Selepas kulineran bareng Anggrek, saya bertemu dengan beberapa orang teman dari Insta Purwokerto. Teguh dan Rafi, menjemput saya untuk menemani mengeksplor curug-curug yang ada disekitaran Baturaden. Sayang, hujan turun dengan derasnya dan hal itu membuat kami harus berteduh di rumah Yofie, admin dari InstaNgapak.
Menunggu hujan reda, kami menikmati tempe mendoan hangat yang disajikan oleh Yofie. Tempe mendoan terenak yang pernah saya coba. Tempenya sangat berbeda dengan tempe yang ada di Jakarta. Tapi kali ini saya tak akan bercerita tentang mendoan, saya akan menceritakan kisah saya dan teman-teman Insta Purwokerto.
Setelah berunding, kami berempat memutuskan untuk langsung bergerak menuju Curug Telu saat hujan reda. Butuh waktu sekitar tiga puluh menit saja untuk mencapai Curug Telu. Ada beberapa curug yang menarik disepanjang perjalanan menuju Curug Telu. Salah satunya yang terkenal adalah curug Sendang Bidadari. Untuk mencapai Sendang Bidadari, kami harus melintasi sebuah gua terlebih dahulu untuk sampai di Curug. Sayang, kami tak sempat mengambil foto di Sendang Bidadari karena debit air yang sangat deras dari atas gua.
Anak tangga demi anak tangga kami lewati dengan perlahan karena lantainya cukup licin akibat lumut. Singkat cerita, tiba juga kami di Curug Telu. Curug yang satu ini debit airnya cukup kencang, apalagi dengan elevasi yang cukup tinggi, menciptakan deburan air yang bisa dibilang besar jika dibandingkan curug-curug yang pernah kudatangi sebelumnya.

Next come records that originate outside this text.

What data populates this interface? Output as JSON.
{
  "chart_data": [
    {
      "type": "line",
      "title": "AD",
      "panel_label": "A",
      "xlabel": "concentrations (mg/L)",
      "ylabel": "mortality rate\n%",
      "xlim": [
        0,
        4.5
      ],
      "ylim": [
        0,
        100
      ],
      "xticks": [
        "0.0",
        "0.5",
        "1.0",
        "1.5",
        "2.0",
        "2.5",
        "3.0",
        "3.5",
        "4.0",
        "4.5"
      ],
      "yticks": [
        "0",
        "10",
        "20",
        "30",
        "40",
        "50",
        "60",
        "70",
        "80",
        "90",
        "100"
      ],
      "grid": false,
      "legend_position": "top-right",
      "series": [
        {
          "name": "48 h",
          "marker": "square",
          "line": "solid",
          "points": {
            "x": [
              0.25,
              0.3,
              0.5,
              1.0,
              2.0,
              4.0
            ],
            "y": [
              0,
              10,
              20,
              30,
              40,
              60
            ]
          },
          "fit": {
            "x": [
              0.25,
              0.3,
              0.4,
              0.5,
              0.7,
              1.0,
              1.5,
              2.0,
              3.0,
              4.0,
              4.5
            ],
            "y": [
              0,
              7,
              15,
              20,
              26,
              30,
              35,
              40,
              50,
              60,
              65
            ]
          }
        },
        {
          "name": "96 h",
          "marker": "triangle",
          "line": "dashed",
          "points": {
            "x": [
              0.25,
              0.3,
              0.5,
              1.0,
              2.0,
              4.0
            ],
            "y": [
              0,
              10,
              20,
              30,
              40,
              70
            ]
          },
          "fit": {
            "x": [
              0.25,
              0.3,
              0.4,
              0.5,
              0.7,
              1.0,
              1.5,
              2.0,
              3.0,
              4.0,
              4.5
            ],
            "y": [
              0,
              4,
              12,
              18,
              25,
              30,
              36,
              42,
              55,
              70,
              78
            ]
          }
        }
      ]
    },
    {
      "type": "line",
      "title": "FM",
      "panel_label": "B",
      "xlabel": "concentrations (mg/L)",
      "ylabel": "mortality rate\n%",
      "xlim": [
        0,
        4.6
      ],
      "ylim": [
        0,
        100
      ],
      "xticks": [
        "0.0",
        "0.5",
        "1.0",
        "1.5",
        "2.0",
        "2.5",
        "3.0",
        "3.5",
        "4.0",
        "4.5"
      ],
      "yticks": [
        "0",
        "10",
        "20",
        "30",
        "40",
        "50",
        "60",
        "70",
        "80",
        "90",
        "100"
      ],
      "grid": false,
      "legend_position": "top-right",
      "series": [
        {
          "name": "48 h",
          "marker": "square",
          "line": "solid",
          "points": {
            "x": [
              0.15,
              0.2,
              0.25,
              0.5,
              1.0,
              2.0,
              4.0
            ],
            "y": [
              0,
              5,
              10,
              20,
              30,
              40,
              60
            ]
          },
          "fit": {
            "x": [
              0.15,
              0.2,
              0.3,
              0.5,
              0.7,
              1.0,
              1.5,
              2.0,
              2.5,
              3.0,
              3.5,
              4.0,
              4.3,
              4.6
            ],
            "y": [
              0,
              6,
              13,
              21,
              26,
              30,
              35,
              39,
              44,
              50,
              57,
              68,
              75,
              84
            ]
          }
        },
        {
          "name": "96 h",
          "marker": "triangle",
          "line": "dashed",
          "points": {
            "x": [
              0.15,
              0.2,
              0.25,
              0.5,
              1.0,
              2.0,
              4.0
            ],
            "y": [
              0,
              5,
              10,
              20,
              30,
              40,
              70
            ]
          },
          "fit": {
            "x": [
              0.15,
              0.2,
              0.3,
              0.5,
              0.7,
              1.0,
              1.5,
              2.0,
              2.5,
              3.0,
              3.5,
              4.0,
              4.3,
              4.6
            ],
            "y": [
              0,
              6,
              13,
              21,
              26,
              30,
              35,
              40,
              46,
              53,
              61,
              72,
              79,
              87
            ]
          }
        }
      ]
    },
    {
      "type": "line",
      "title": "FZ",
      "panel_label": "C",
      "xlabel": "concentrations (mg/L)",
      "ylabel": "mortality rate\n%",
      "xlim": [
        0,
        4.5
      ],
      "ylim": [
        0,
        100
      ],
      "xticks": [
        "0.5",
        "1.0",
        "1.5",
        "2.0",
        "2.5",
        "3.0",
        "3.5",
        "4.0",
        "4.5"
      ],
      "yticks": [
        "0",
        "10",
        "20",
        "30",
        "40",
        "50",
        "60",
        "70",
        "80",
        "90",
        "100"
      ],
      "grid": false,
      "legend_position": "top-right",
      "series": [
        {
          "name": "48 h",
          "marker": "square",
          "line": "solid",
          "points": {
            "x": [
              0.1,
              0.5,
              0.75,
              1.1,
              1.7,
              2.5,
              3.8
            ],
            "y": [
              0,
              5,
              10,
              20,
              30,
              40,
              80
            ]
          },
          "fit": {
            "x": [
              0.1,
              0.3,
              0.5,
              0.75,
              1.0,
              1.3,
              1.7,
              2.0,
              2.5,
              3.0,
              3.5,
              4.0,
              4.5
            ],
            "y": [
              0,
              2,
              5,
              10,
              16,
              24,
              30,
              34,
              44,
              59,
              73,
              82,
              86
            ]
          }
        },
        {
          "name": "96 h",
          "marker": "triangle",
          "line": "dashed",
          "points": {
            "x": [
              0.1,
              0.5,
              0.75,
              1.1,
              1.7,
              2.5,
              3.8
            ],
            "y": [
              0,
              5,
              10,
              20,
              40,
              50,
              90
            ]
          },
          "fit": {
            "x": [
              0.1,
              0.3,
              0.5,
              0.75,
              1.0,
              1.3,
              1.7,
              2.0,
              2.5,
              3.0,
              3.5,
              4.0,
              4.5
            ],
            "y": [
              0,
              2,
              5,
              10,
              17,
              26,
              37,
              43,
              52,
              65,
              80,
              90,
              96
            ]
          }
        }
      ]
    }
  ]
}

Awan gelap saling menggulung satu sama lain, membuat langit yang awalnya biru cerah menjadi abu kehitaman. Suara petir terdengar menyambar, disusul cahaya kilat yang menggelegar. Rintik hujan mulai turun membasahi bumi, pertanda kami harus segera bergegas untuk mencari tempat berteduh.
Tak disangka disaat perjalanan menuju ketempat parkir curug Telu, kami berpapasan dengan Rian, salah satu iGers yang cukup aktif di Purwokerto. Setelah saling berkenalan dan mengobrol sebentar, kami langsung bergerak Bersama menuju destinasi selanjutnya, yaitu curug Kembar.
Ternyata, jalur yang harus kami tempuh sangat berbeda. Jika jalur menuju Curug Telu sudah diberi tangga, berbeda dengan Curug Kembar. Kami harus berjibaku dengan jalur tanah di sisi sawah. Jalannya penuh lumpur dan becek sekali. Bahkan saking beceknya, kaki saya digigit oleh pacet. Gigitan pacet ini tak terasa, untungnya Yofie memberi tahu ada pacet yang sedang asyik gelendotan di betis.
Hujan turun semakin deras. Saking derasnya, saya tidak sempat lagi mengambil foto yang cukup di Curug Kembar. Padahal, Curug Kembar pemandangannya asyik sekali. Ada dua buah curug yang bersebelahan dan debit airnya juga tak terlalu kencang, cocok untuk berenang santai. Sayang, kondisi cuaca hari ini sama sekali tak mendukung.
Kami bergegas bergerak menuju pintu gerbang masuk Curug Kembar usai mengambil foto ala kadarnya. Bahkan saking derasnya, kami harus berteduh di saung dahulu, menunggu hujan sedikit reda, lalu melanjutkan perjalanan kembali ke gerbang.
Ternyata hujan malah semakin ganas. Warung tempe mendoan menjadi lokasi dimana kami berteduh. Disana, kami saling bercerita kisah masing-masing dibawah derasnya hujan. Bercerita dengan teman-teman dalam suasana remang dan sunyi, selalu menyenangkan.
Tiba-tiba,ada yang teriak.
“Aaaaaaaaaaa ada Pacet!”
Kampret, yang tadinya tenang menenangkan, malah jadi rame ketakutan gara-gara ada yang lempar-lemparan pacet! Sampai si ibu penjual mendoan jadi kaget gara-gara di sekitar kakinya banyak pacet! Entah itu pacet yang kami bawa dari Curug atau memang pacet yang ada disekitar warung.